Based on the latest data, the following public health regions will move from their current level in the framework to the following levels effective Monday, December 14, 2020 at 12:01 a.m.:

  • Grey-Lockdown
    • Windsor-Essex County Health Unit; and
    • York Region Public Health.
  • Red-Control
    • Middlesex-London Health Unit;
    • Simcoe Muskoka District Health Unit; and
    • Wellington-Dufferin-Guelph Public Health.
  • Orange-Restrict
    • Eastern Ontario Health Unit.
  • Yellow-Protect
    • Leeds, Grenville and Lanark District Health Unit.

All other public health regions will remain at their current level. Please visit for the full list of public health region classifications.

"Over the last week, public health indicators in the York and Windsor regions have continued to trend in the wrong direction and it is evident additional measures are needed to help limit the spread of the virus," said Dr. David Williams, Chief Medical Officer of Health. "By making this difficult but necessary decision we can help to ensure that hospitals in these regions can work to provide patients with the care they need when they need it, including the performing of scheduled surgeries and other important procedures."

For long-term care homes, visitor restrictions apply to those homes in the public health unit regions that are in the Orange-Restrict level or higher. In addition, long-term care homes must implement recently enhanced testing requirements.  

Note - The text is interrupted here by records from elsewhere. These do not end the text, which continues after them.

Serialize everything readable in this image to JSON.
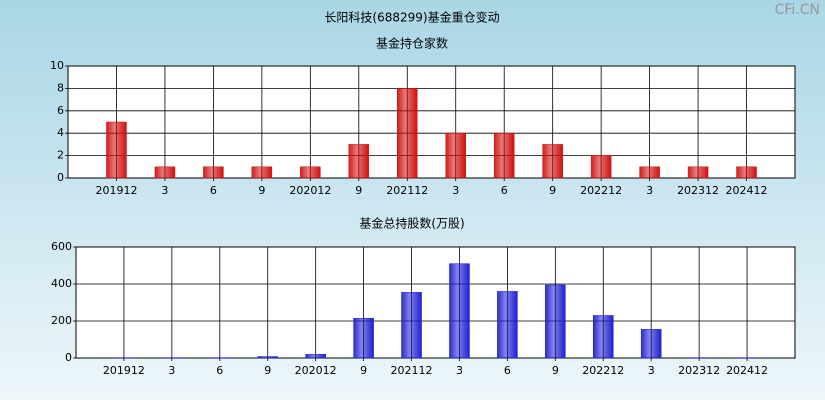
{
  "title": "长阳科技(688299)基金重仓变动",
  "watermark": "CFi.CN",
  "chart_data": [
    {
      "type": "bar",
      "title": "基金持仓家数",
      "categories": [
        "201912",
        "3",
        "6",
        "9",
        "202012",
        "9",
        "202112",
        "3",
        "6",
        "9",
        "202212",
        "3",
        "202312",
        "202412"
      ],
      "values": [
        5,
        1,
        1,
        1,
        1,
        3,
        8,
        4,
        4,
        3,
        2,
        1,
        1,
        1
      ],
      "color": "#d01010",
      "ylim": [
        0,
        10
      ],
      "yticks": [
        0,
        2,
        4,
        6,
        8,
        10
      ],
      "grid": true
    },
    {
      "type": "bar",
      "title": "基金总持股数(万股)",
      "categories": [
        "201912",
        "3",
        "6",
        "9",
        "202012",
        "9",
        "202112",
        "3",
        "6",
        "9",
        "202212",
        "3",
        "202312",
        "202412"
      ],
      "values": [
        2,
        2,
        2,
        8,
        20,
        215,
        355,
        510,
        360,
        395,
        230,
        155,
        2,
        2
      ],
      "color": "#2020d0",
      "ylim": [
        0,
        600
      ],
      "yticks": [
        0,
        200,
        400,
        600
      ],
      "grid": true
    }
  ]
}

Trends in public health data will continue to be reviewed weekly to determine if public health units should stay where they are or be moved into a different level. Public health units will stay in their level for a minimum of 28 days, or two COVID-19 incubation periods, at which time, the government will assess the impact of public health measures to determine if the public health unit should stay where they are or be moved to a different level. The government and the Chief Medical Officer of Health will continue to consult regularly with local medical officers of health on local context and conditions to help inform the classification of their public health unit region.

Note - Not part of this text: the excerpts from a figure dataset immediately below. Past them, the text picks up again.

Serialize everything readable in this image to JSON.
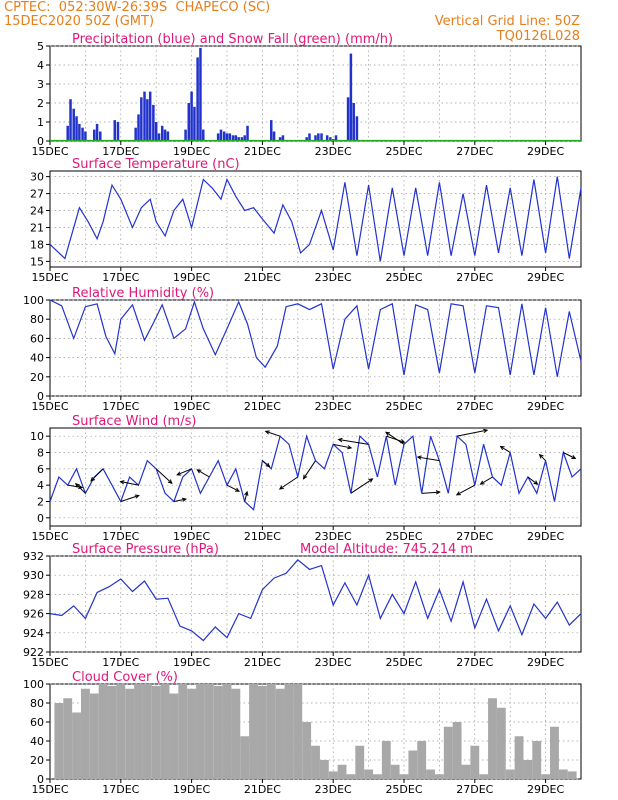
{
  "header": {
    "line1": "CPTEC:  052:30W-26:39S  CHAPECO (SC)",
    "line2": "15DEC2020 50Z (GMT)",
    "vgrid": "Vertical Grid Line: 50Z",
    "code": "TQ0126L028"
  },
  "colors": {
    "header": "#e57f1e",
    "panel_title": "#e0177a",
    "series": "#2233cc",
    "snow": "#22aa22",
    "cloud": "#a8a8a8"
  },
  "x_ticks": [
    "15DEC",
    "17DEC",
    "19DEC",
    "21DEC",
    "23DEC",
    "25DEC",
    "27DEC",
    "29DEC"
  ],
  "chart_data": [
    {
      "type": "bar",
      "title": "Precipitation (blue) and Snow Fall (green) (mm/h)",
      "xlabel": "",
      "ylabel": "",
      "xlim": [
        0,
        15
      ],
      "ylim": [
        0,
        5
      ],
      "y_ticks": [
        0,
        1,
        2,
        3,
        4,
        5
      ],
      "grid": true,
      "series": [
        {
          "name": "Precipitation",
          "color": "#2233cc",
          "x": [
            0.5,
            0.58,
            0.67,
            0.75,
            0.83,
            0.92,
            1.0,
            1.25,
            1.33,
            1.42,
            1.83,
            1.92,
            2.42,
            2.5,
            2.58,
            2.67,
            2.75,
            2.83,
            2.92,
            3.0,
            3.08,
            3.17,
            3.25,
            3.33,
            3.83,
            3.92,
            4.0,
            4.08,
            4.17,
            4.25,
            4.33,
            4.75,
            4.83,
            4.92,
            5.0,
            5.08,
            5.17,
            5.25,
            5.33,
            5.42,
            5.5,
            5.58,
            6.25,
            6.33,
            6.5,
            6.58,
            7.25,
            7.33,
            7.5,
            7.58,
            7.67,
            7.83,
            7.92,
            8.0,
            8.08,
            8.42,
            8.5,
            8.58,
            8.67
          ],
          "values": [
            0.8,
            2.2,
            1.7,
            1.3,
            0.9,
            0.7,
            0.5,
            0.6,
            0.9,
            0.5,
            1.1,
            1.0,
            0.7,
            1.4,
            2.3,
            2.6,
            2.2,
            2.6,
            1.9,
            1.0,
            0.4,
            0.8,
            0.6,
            0.5,
            0.6,
            2.0,
            2.6,
            1.8,
            4.4,
            4.9,
            0.6,
            0.4,
            0.6,
            0.5,
            0.4,
            0.4,
            0.3,
            0.3,
            0.2,
            0.2,
            0.3,
            0.8,
            1.1,
            0.5,
            0.2,
            0.3,
            0.2,
            0.4,
            0.3,
            0.4,
            0.4,
            0.3,
            0.2,
            0.1,
            0.3,
            2.3,
            4.6,
            2.0,
            1.3
          ]
        },
        {
          "name": "Snow Fall",
          "color": "#22aa22",
          "x": [],
          "values": []
        }
      ]
    },
    {
      "type": "line",
      "title": "Surface Temperature (nC)",
      "xlabel": "",
      "ylabel": "",
      "xlim": [
        0,
        15
      ],
      "ylim": [
        14,
        31
      ],
      "y_ticks": [
        15,
        18,
        21,
        24,
        27,
        30
      ],
      "grid": true,
      "series": [
        {
          "name": "Temperature",
          "x": [
            0.0,
            0.42,
            0.83,
            1.08,
            1.33,
            1.5,
            1.75,
            2.0,
            2.33,
            2.58,
            2.83,
            3.0,
            3.25,
            3.5,
            3.75,
            4.0,
            4.33,
            4.58,
            4.83,
            5.0,
            5.25,
            5.5,
            5.75,
            6.0,
            6.33,
            6.58,
            6.83,
            7.08,
            7.33,
            7.67,
            8.0,
            8.33,
            8.67,
            9.0,
            9.33,
            9.67,
            10.0,
            10.33,
            10.67,
            11.0,
            11.33,
            11.67,
            12.0,
            12.33,
            12.67,
            13.0,
            13.33,
            13.67,
            14.0,
            14.33,
            14.67,
            15.0
          ],
          "y": [
            18,
            15.5,
            24.5,
            22,
            19,
            22,
            28.5,
            26,
            21,
            24.5,
            26,
            22,
            19.5,
            24,
            26,
            21,
            29.5,
            28,
            26,
            29.5,
            26.5,
            24,
            24.5,
            22.5,
            20,
            25,
            22,
            16.5,
            18,
            24,
            17,
            29,
            16,
            28.5,
            15,
            28,
            16,
            28,
            16,
            29,
            16,
            27,
            16,
            28.5,
            16.5,
            28,
            16,
            29.5,
            16.5,
            30,
            15.5,
            28
          ]
        }
      ]
    },
    {
      "type": "line",
      "title": "Relative Humidity (%)",
      "xlabel": "",
      "ylabel": "",
      "xlim": [
        0,
        15
      ],
      "ylim": [
        0,
        100
      ],
      "y_ticks": [
        0,
        20,
        40,
        60,
        80,
        100
      ],
      "grid": true,
      "series": [
        {
          "name": "Relative Humidity",
          "x": [
            0.0,
            0.33,
            0.67,
            1.0,
            1.33,
            1.58,
            1.83,
            2.0,
            2.33,
            2.67,
            2.92,
            3.17,
            3.5,
            3.83,
            4.08,
            4.33,
            4.67,
            5.0,
            5.33,
            5.58,
            5.83,
            6.08,
            6.42,
            6.67,
            7.0,
            7.33,
            7.67,
            8.0,
            8.33,
            8.67,
            9.0,
            9.33,
            9.67,
            10.0,
            10.33,
            10.67,
            11.0,
            11.33,
            11.67,
            12.0,
            12.33,
            12.67,
            13.0,
            13.33,
            13.67,
            14.0,
            14.33,
            14.67,
            15.0
          ],
          "y": [
            100,
            94,
            60,
            93,
            96,
            62,
            44,
            80,
            95,
            58,
            76,
            95,
            60,
            70,
            98,
            70,
            43,
            70,
            98,
            75,
            40,
            30,
            52,
            93,
            96,
            90,
            96,
            28,
            80,
            94,
            28,
            90,
            96,
            22,
            95,
            90,
            24,
            96,
            94,
            24,
            94,
            92,
            22,
            96,
            22,
            92,
            20,
            88,
            36
          ]
        }
      ]
    },
    {
      "type": "line",
      "title": "Surface Wind (m/s)",
      "xlabel": "",
      "ylabel": "",
      "xlim": [
        0,
        15
      ],
      "ylim": [
        -1,
        11
      ],
      "y_ticks": [
        0,
        2,
        4,
        6,
        8,
        10
      ],
      "grid": true,
      "series": [
        {
          "name": "Wind Speed",
          "x": [
            0.0,
            0.25,
            0.5,
            0.75,
            1.0,
            1.25,
            1.5,
            1.75,
            2.0,
            2.25,
            2.5,
            2.75,
            3.0,
            3.25,
            3.5,
            3.75,
            4.0,
            4.25,
            4.5,
            4.75,
            5.0,
            5.25,
            5.5,
            5.75,
            6.0,
            6.25,
            6.5,
            6.75,
            7.0,
            7.25,
            7.5,
            7.75,
            8.0,
            8.25,
            8.5,
            8.75,
            9.0,
            9.25,
            9.5,
            9.75,
            10.0,
            10.25,
            10.5,
            10.75,
            11.0,
            11.25,
            11.5,
            11.75,
            12.0,
            12.25,
            12.5,
            12.75,
            13.0,
            13.25,
            13.5,
            13.75,
            14.0,
            14.25,
            14.5,
            14.75,
            15.0
          ],
          "y": [
            2,
            5,
            4,
            6,
            3,
            5,
            6,
            4,
            2,
            5,
            4,
            7,
            6,
            3,
            2,
            5,
            6,
            3,
            5,
            7,
            4,
            6,
            2,
            1,
            7,
            6,
            10,
            9,
            5,
            10,
            7,
            6,
            9,
            8,
            3,
            10,
            9,
            5,
            10,
            4,
            9,
            10,
            3,
            10,
            7,
            3,
            10,
            9,
            4,
            9,
            5,
            4,
            8,
            3,
            5,
            3,
            7,
            2,
            8,
            5,
            6
          ]
        }
      ],
      "wind_vectors": {
        "x": [
          0.5,
          1.0,
          1.5,
          2.0,
          2.5,
          3.0,
          3.5,
          4.0,
          4.5,
          5.0,
          5.5,
          6.0,
          6.5,
          7.0,
          7.5,
          8.0,
          8.5,
          9.0,
          9.5,
          10.0,
          10.5,
          11.0,
          11.5,
          12.0,
          12.5,
          13.0,
          13.5,
          14.0,
          14.5
        ],
        "u": [
          1.2,
          -0.8,
          -1.0,
          1.5,
          -1.5,
          1.3,
          1.0,
          -1.2,
          -1.0,
          1.0,
          0.2,
          0.6,
          -1.2,
          -1.5,
          -1.0,
          1.5,
          1.8,
          -2.5,
          1.5,
          -1.5,
          1.5,
          -1.8,
          2.5,
          -1.5,
          -1.0,
          -0.8,
          0.8,
          -0.5,
          1.0
        ],
        "v": [
          -0.2,
          0.8,
          -1.0,
          0.5,
          0.3,
          -1.2,
          0.2,
          -0.5,
          0.6,
          -0.5,
          0.8,
          -0.5,
          0.4,
          -1.0,
          -1.5,
          -0.3,
          1.2,
          0.4,
          -0.5,
          1.0,
          0.1,
          0.3,
          0.5,
          -0.8,
          -0.6,
          0.5,
          -0.6,
          0.5,
          -0.5
        ]
      }
    },
    {
      "type": "line",
      "title": "Surface Pressure (hPa)",
      "annotation": "Model Altitude: 745.214  m",
      "xlabel": "",
      "ylabel": "",
      "xlim": [
        0,
        15
      ],
      "ylim": [
        922,
        932
      ],
      "y_ticks": [
        922,
        924,
        926,
        928,
        930,
        932
      ],
      "grid": true,
      "series": [
        {
          "name": "Surface Pressure",
          "x": [
            0.0,
            0.33,
            0.67,
            1.0,
            1.33,
            1.67,
            2.0,
            2.33,
            2.67,
            3.0,
            3.33,
            3.67,
            4.0,
            4.33,
            4.67,
            5.0,
            5.33,
            5.67,
            6.0,
            6.33,
            6.67,
            7.0,
            7.33,
            7.67,
            8.0,
            8.33,
            8.67,
            9.0,
            9.33,
            9.67,
            10.0,
            10.33,
            10.67,
            11.0,
            11.33,
            11.67,
            12.0,
            12.33,
            12.67,
            13.0,
            13.33,
            13.67,
            14.0,
            14.33,
            14.67,
            15.0
          ],
          "y": [
            926,
            925.8,
            926.8,
            925.5,
            928.2,
            928.8,
            929.6,
            928.3,
            929.4,
            927.5,
            927.6,
            924.7,
            924.2,
            923.2,
            924.6,
            923.5,
            926.0,
            925.5,
            928.5,
            929.7,
            930.2,
            931.6,
            930.6,
            931.0,
            926.9,
            929.2,
            926.9,
            930.0,
            925.5,
            928.0,
            926.0,
            929.3,
            925.5,
            928.5,
            925.2,
            929.3,
            924.5,
            927.5,
            924.2,
            926.8,
            923.8,
            927.0,
            925.5,
            927.2,
            924.8,
            926.0
          ]
        }
      ]
    },
    {
      "type": "bar",
      "title": "Cloud Cover (%)",
      "xlabel": "",
      "ylabel": "",
      "xlim": [
        0,
        15
      ],
      "ylim": [
        0,
        100
      ],
      "y_ticks": [
        0,
        20,
        40,
        60,
        80,
        100
      ],
      "grid": true,
      "series": [
        {
          "name": "Cloud Cover",
          "color": "#a8a8a8",
          "x": [
            0.25,
            0.5,
            0.75,
            1.0,
            1.25,
            1.5,
            1.75,
            2.0,
            2.25,
            2.5,
            2.75,
            3.0,
            3.25,
            3.5,
            3.75,
            4.0,
            4.25,
            4.5,
            4.75,
            5.0,
            5.25,
            5.5,
            5.75,
            6.0,
            6.25,
            6.5,
            6.75,
            7.0,
            7.25,
            7.5,
            7.75,
            8.0,
            8.25,
            8.5,
            8.75,
            9.0,
            9.25,
            9.5,
            9.75,
            10.0,
            10.25,
            10.5,
            10.75,
            11.0,
            11.25,
            11.5,
            11.75,
            12.0,
            12.25,
            12.5,
            12.75,
            13.0,
            13.25,
            13.5,
            13.75,
            14.0,
            14.25,
            14.5,
            14.75
          ],
          "values": [
            80,
            85,
            70,
            95,
            90,
            100,
            98,
            100,
            95,
            100,
            100,
            98,
            100,
            90,
            100,
            95,
            100,
            100,
            98,
            100,
            95,
            45,
            100,
            98,
            100,
            95,
            100,
            100,
            60,
            35,
            20,
            8,
            15,
            5,
            35,
            10,
            5,
            40,
            15,
            5,
            30,
            40,
            10,
            5,
            55,
            60,
            15,
            35,
            5,
            85,
            75,
            10,
            45,
            20,
            40,
            5,
            55,
            10,
            8
          ]
        }
      ]
    }
  ]
}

As we approach the holiday season, the government is urging all Ontarians to continue to follow all required public health measures and public health advice. This includes the following:

  • Stay home if you have COVID-19 symptoms, even if they are mild;
  • Maintain two metres of physical distancing from anyone outside your household;
  • Avoid social gatherings and limit close contacts to your household or the people you live with;
  • Adhere to the restrictions in your region on public and private gatherings;
  • Wear a face covering indoors and wear one outdoors if physical distancing may not be maintained or if wearing one is required;
  • Wash your hands thoroughly and regularly;
  • Cover your cough;
  • Get tested if you have symptoms compatible with COVID-19, or if you've been advised of exposure by your local public health unit or through the COVID Alert mobile app;
  • Individuals and families from higher transmission regions should avoid travel to lower transmission regions, except for essential reasons; and
  • Download the COV ID Alert mobile app.

No matter where you live in the province, the safest way to spend the holidays this year is by only celebrating in person with the people you live with and celebrating virtually with everyone else. People who live alone may have exclusive close contact with one additional household to help prevent feelings of isolation and mitigate against negative mental health impacts.

The Ontario government is now providing $600 million in property tax and energy cost rebates to support eligible businesses required to close or significantly restrict services due to enhanced public health measures, doubling its initial commitment of $300 million made in the 2020 Budget, Ontario's Action Plan: Protect, Support, Recover. To apply for this funding please visit Businesses: Get help with COVID-19 costs.